Irish playwright Conor McPherson explores the meaning of life, God, Heaven and Hell in these five plays. He utilizes well-known themes from Goethe, Hitchcock and Dracula as vehicles to explore the angst of modern life. The language is often crude, and the subject matter is mature, to say the least. These are not plays for the squeamish.
Shining City – A therapist tries to help rid a patient of a ghost from his past, and in turn, gains his own ghost.
“Just something else, besides all the pain and the confusion. Just something that gave everything… some meaning, you know? I’m talking about God, really, you know?”
The Seafarer – A Faustian Christmas eve poker game takes on high stakes amongst friends: monetarily, physically, and morally.
“I’m the son of the morning, Sharky. I’m the snake in the garden. I’ve come here for your soul this Christmas" . . . "The light under the Sacred Heart blinks on.”
The Birds – three survivors from a Hitchcock-style bird attack must learn to live together and attempt to discover their identity anew.
“‘Wait a minute, in all the cold eternal expanse of the cosmos, what if we are the only life anywhere in the vastness of time that can actually think, and knows that it exists, and that knows that it will die? And I realise that God is real. Because I am God. But I never realised before how helpless God is – in the face of reality and eternity. And how alone God is.“
The Veil – ghosts from the past haunt the future of a declining upper-class Irish household.
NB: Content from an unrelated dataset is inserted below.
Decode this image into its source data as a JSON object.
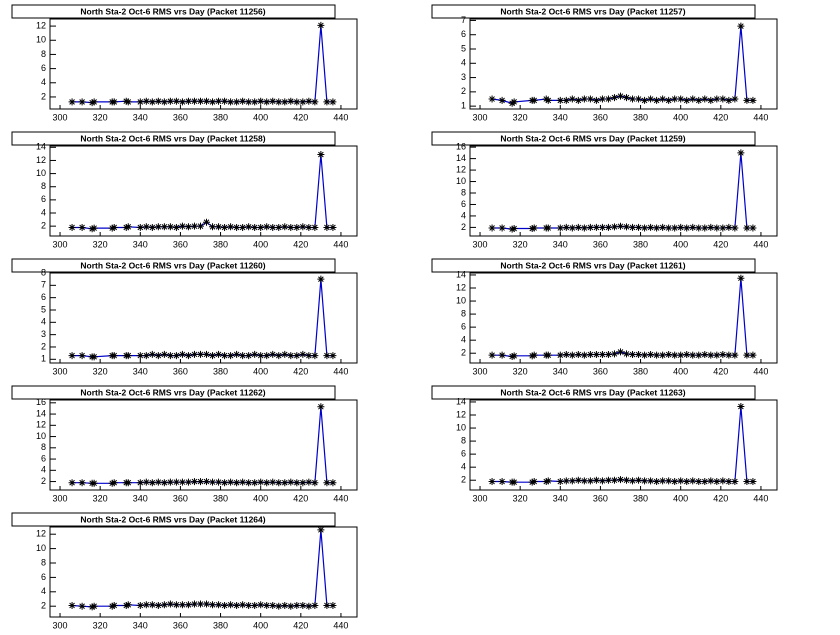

“This is all… the mind of God awakening and coming to know itself. And when we look at each other, just as I am looking at you now, it is as though God is looking at Himself in a mirror. And each eye, the beholder and the beheld, reflect the other back and forth as mirrors do, into a kind of genuine infinity. The infinity of God. You see? We are God… Isn’t that wonderful? Now, knowing that we are God is of course a great responsibility but it’s not something we want to bandy about!”
The Dance of Death – A military couple and friend from the past try to rid themselves of Hell – a Hell that is both past and present.
“Well, maybe this is Hell, and part of the agony is that we don’t even realise it?”